What log should I read first: Nginx, PHP-FPM, or systemd?

Start with systemd/journal (journalctl -u php8.3-fpm) and kernel logs for OOM. Nginx tells you the symptom; systemd/kernel tells you the cause.

What does “status=11/SEGV” mean?

The process died with a segmentation fault (SIGSEGV). Treat it as a native crash: suspect extensions, Opcache/JIT, ABI mismatches, or library issues.

What does “server reached pm.max_children” mean, and should I just increase it?

It means all workers were busy and new requests queued. Increasing it can help if you have memory headroom and the workers are not blocked. If you’re already near memory limits, increasing it will convert latency into an OOM kill.

How do I size pm.max_children properly?

Measure worker RSS under real workload (ps sorted by RSS), decide how much RAM you can dedicate to PHP workers, then divide. Keep buffer for OS, Nginx, caches, and spikes.

Is swap a valid fix for PHP-FPM OOM?

Swap can prevent immediate OOM kills, but it can also turn your server into a latency machine. Use swap as a safety net, not a capacity plan. If swap usage climbs under normal traffic, you’re undersized or misconfigured.

Can a single bad request crash all PHP-FPM workers?

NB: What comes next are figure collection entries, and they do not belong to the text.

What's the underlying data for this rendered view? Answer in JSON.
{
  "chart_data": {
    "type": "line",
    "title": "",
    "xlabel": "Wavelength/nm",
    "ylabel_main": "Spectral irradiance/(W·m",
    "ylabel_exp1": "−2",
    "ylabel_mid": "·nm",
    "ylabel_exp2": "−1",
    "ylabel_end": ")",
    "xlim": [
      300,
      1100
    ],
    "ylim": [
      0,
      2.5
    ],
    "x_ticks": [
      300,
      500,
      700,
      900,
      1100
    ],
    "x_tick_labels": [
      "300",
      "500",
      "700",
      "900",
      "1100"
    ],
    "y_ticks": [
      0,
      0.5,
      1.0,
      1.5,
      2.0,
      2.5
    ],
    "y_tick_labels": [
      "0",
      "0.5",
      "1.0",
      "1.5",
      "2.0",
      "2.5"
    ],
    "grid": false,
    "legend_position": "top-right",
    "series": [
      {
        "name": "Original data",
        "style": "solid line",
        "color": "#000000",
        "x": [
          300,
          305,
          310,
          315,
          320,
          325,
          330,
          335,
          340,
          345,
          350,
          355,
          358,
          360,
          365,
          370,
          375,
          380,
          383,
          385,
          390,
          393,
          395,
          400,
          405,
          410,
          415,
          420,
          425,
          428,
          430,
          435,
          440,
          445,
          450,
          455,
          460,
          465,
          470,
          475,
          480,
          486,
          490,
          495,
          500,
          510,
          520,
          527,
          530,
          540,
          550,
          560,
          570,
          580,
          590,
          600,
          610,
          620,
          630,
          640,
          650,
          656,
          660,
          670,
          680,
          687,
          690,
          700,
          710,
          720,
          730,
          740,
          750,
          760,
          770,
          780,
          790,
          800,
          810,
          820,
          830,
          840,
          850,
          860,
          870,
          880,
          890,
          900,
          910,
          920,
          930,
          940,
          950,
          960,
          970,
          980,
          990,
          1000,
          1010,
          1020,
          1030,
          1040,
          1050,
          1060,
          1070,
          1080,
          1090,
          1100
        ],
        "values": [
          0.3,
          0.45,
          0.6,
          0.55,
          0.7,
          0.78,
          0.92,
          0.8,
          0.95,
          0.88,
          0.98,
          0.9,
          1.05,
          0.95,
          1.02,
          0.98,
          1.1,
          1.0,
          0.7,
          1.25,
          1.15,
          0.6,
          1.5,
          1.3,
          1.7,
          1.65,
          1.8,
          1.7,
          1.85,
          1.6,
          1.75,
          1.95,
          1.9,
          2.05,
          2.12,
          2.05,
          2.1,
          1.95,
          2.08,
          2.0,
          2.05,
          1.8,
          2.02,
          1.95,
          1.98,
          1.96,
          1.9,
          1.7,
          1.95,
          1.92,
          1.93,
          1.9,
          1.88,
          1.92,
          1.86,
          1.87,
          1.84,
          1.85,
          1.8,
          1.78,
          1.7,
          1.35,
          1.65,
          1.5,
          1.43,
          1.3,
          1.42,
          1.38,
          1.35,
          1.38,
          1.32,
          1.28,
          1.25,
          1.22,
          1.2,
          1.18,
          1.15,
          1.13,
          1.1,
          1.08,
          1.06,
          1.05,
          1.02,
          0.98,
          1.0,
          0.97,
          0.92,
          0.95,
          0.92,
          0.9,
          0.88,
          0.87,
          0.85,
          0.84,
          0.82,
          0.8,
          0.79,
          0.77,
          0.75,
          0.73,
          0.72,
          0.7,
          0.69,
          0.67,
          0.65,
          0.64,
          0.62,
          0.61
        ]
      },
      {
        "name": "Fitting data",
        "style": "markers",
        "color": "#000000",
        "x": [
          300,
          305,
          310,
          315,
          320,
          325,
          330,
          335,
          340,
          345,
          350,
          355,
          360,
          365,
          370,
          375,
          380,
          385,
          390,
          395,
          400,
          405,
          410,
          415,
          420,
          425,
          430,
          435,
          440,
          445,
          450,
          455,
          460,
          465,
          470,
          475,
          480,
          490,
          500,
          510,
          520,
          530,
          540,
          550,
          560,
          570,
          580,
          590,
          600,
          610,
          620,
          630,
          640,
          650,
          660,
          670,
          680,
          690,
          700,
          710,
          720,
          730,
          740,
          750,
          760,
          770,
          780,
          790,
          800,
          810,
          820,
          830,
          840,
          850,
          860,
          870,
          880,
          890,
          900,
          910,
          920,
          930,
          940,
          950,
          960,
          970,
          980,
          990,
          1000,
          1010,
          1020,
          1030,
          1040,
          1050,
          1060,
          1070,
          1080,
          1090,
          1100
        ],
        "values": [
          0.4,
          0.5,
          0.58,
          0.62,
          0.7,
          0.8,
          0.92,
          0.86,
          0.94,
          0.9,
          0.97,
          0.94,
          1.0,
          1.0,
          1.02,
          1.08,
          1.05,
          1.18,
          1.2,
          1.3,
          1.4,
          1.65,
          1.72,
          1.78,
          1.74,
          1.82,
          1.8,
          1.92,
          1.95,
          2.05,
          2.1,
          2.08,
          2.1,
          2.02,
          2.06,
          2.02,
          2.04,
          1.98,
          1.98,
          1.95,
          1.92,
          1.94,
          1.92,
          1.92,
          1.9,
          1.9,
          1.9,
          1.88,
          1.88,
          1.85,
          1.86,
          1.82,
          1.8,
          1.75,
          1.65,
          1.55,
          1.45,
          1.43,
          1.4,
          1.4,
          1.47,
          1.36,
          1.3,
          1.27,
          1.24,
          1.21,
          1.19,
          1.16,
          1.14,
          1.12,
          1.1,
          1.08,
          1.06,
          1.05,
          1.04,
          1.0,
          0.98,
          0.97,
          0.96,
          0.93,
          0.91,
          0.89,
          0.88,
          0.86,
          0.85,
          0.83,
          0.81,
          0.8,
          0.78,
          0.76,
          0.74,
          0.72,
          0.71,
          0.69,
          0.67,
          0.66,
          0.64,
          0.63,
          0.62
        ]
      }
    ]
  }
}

Yes. A request that triggers a segfault in a shared extension path can repeatedly kill workers. Also, shared-state issues (Opcache shared memory) can create correlated failures across workers.

Should I use TCP instead of Unix sockets to stop 502s?

No. TCP vs socket is rarely the root cause. Use TCP if you need network separation or container boundaries; otherwise, fix the permission and listen configuration.

What’s the quickest way to catch slow or hanging PHP requests?

Enable request_slowlog_timeout and slowlog per pool, and set sane termination timeouts. Slowlog gives you stack traces for “why is it stuck?” without guessing.

Can systemd itself be killing PHP-FPM?

Yes—via resource limits (MemoryMax, TasksMax), watchdog/timeouts in unusual setups, or aggressive restart policies interacting with failing config. Inspect with systemctl show.

Conclusion: next steps you should take today

If PHP-FPM is crashing on Ubuntu 24.04, stop treating it like weather. Find the line that names the killer: kernel OOM, systemd signal, or PHP-FPM child exit. That single line tells you which toolbox to open.

Do these next steps in order:

1. Grab systemctl status and journalctl -u; write down the exit status/signal.
2. Check kernel logs for OOM kills; if present, fix concurrency vs memory immediately.
3. If SEGV, disable JIT (if enabled), isolate extensions, and preserve core dumps.
4. Split pools by workload and give each pool its own socket and resource budget.
5. Turn on slowlog in the pool that hurts, then fix what it points at (DB, external calls, filesystem).

Once you’ve done that, PHP-FPM becomes what it should be: boring infrastructure. The best kind.